Mais il en va tout autrement sur le plan interne, je veux dire: dans la critique et la caricature politiques des hommes qui sont aux commandes, sur le plan civil et sur le plan militaire. Ce n’est pas tant que l’on juge ces messieurs (et maintenant ces dames) vulnérables – il s’en faut de beaucoup –, c’est qu’en temps de guerre la notion même de l’autorité, de l’unité du commandement, pour ne pas parler de la notion d’honneur, ne doit pas être mise en cause. L’institution du commandement suprême a pour corollaire, en temps de guerre, un respect absolu, et de la fonction, et de l’homme qui l’incarne. Le contraire pourrait être vite dénoncé comme une forme de trahison.

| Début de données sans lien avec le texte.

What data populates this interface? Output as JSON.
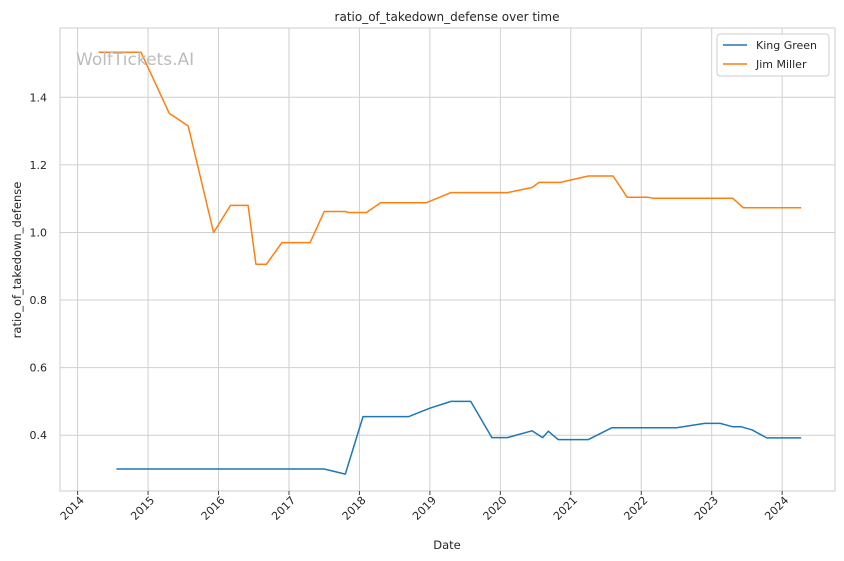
{
  "chart_data": {
    "type": "line",
    "title": "ratio_of_takedown_defense over time",
    "xlabel": "Date",
    "ylabel": "ratio_of_takedown_defense",
    "watermark": "WolfTickets.AI",
    "xlim": [
      2013.75,
      2024.75
    ],
    "ylim": [
      0.235,
      1.605
    ],
    "x_ticks": [
      2014,
      2015,
      2016,
      2017,
      2018,
      2019,
      2020,
      2021,
      2022,
      2023,
      2024
    ],
    "x_tick_labels": [
      "2014",
      "2015",
      "2016",
      "2017",
      "2018",
      "2019",
      "2020",
      "2021",
      "2022",
      "2023",
      "2024"
    ],
    "y_ticks": [
      0.4,
      0.6,
      0.8,
      1.0,
      1.2,
      1.4
    ],
    "y_tick_labels": [
      "0.4",
      "0.6",
      "0.8",
      "1.0",
      "1.2",
      "1.4"
    ],
    "grid": true,
    "legend_position": "top-right",
    "series": [
      {
        "name": "King Green",
        "color": "#1f77b4",
        "points": [
          [
            2014.55,
            0.3
          ],
          [
            2017.5,
            0.3
          ],
          [
            2017.8,
            0.285
          ],
          [
            2018.05,
            0.455
          ],
          [
            2018.7,
            0.455
          ],
          [
            2019.0,
            0.48
          ],
          [
            2019.3,
            0.5
          ],
          [
            2019.58,
            0.5
          ],
          [
            2019.88,
            0.393
          ],
          [
            2020.1,
            0.393
          ],
          [
            2020.45,
            0.413
          ],
          [
            2020.6,
            0.393
          ],
          [
            2020.68,
            0.412
          ],
          [
            2020.82,
            0.387
          ],
          [
            2021.25,
            0.387
          ],
          [
            2021.58,
            0.422
          ],
          [
            2022.5,
            0.422
          ],
          [
            2022.9,
            0.435
          ],
          [
            2023.12,
            0.435
          ],
          [
            2023.3,
            0.425
          ],
          [
            2023.42,
            0.425
          ],
          [
            2023.57,
            0.416
          ],
          [
            2023.78,
            0.392
          ],
          [
            2024.27,
            0.392
          ]
        ]
      },
      {
        "name": "Jim Miller",
        "color": "#ff7f0e",
        "points": [
          [
            2014.3,
            1.533
          ],
          [
            2014.9,
            1.533
          ],
          [
            2015.3,
            1.353
          ],
          [
            2015.57,
            1.315
          ],
          [
            2015.93,
            1.0
          ],
          [
            2016.17,
            1.08
          ],
          [
            2016.42,
            1.08
          ],
          [
            2016.53,
            0.906
          ],
          [
            2016.68,
            0.906
          ],
          [
            2016.9,
            0.97
          ],
          [
            2017.3,
            0.97
          ],
          [
            2017.5,
            1.062
          ],
          [
            2017.8,
            1.062
          ],
          [
            2017.85,
            1.059
          ],
          [
            2018.1,
            1.059
          ],
          [
            2018.3,
            1.088
          ],
          [
            2018.95,
            1.088
          ],
          [
            2019.3,
            1.118
          ],
          [
            2020.1,
            1.118
          ],
          [
            2020.45,
            1.133
          ],
          [
            2020.55,
            1.148
          ],
          [
            2020.85,
            1.148
          ],
          [
            2021.25,
            1.167
          ],
          [
            2021.6,
            1.167
          ],
          [
            2021.8,
            1.104
          ],
          [
            2022.1,
            1.104
          ],
          [
            2022.17,
            1.101
          ],
          [
            2023.3,
            1.101
          ],
          [
            2023.45,
            1.073
          ],
          [
            2024.27,
            1.073
          ]
        ]
      }
    ]
  }
}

Nous sommes depuis longtemps en temps de paix. On peut tout dire, on peut faire des caricatures, souvent excellentes d’ailleurs, non seulement de Blocher ou de Mme Calmy-Rey, mais de n’importe quel Broulis ou autres Maillard, et on ne s’en prive pas. La Nation elle-même sait donner des leçons quand il en faut, et participe ainsi à ce qu’il est convenu d’appeler le débat démocratique. Néanmoins, il faut se souvenir que Mme de Staël a été exilée parce que Napoléon ne supportait pas qu’elle dise du bien de l’Allemagne, et l’on ne compte plus les écrivains et non seulement les journalistes qui ont payé cher, parfois de leur vie, d’avoir déplu au pouvoir. Aujourd’hui les droits de l’homme sont vainqueurs.

Vainqueurs de quoi? De l’oppression policière? De conventions morales? Du pouvoir des grands de ce monde? De tout cela à la fois, et dit en un mot: les droits de l’homme sont vainqueurs de l’ordre. Le désordre ne tire pas à conséquence quand la patrie n’est pas menacée; il est d’ailleurs évident, sur un autre plan, que l’économie a tout à gagner à maintenir les libertés des initiatives privées et que le grand désordre économique est diablement productif. Mais quant à l’ordre public, on assiste en notre régime de liberté aux guéguerres entre partis, au dénigrement de tels hommes d’Etat, à une perpétuelle foire d’empoigne entre la gauche et la droite… où le bien commun du pays ne trouve pas toujours son compte. On se prend à rêver d’une république dont le gouvernement serait réputé inattaquable, non pas en vertu de la loi, mais bien parce que les citoyens se trouveraient bien de l’ordre que crée une véritable autorité. Hélas, la démocratie parlementaire n’est qu’une démocratie de partis, l’essence du désordre public.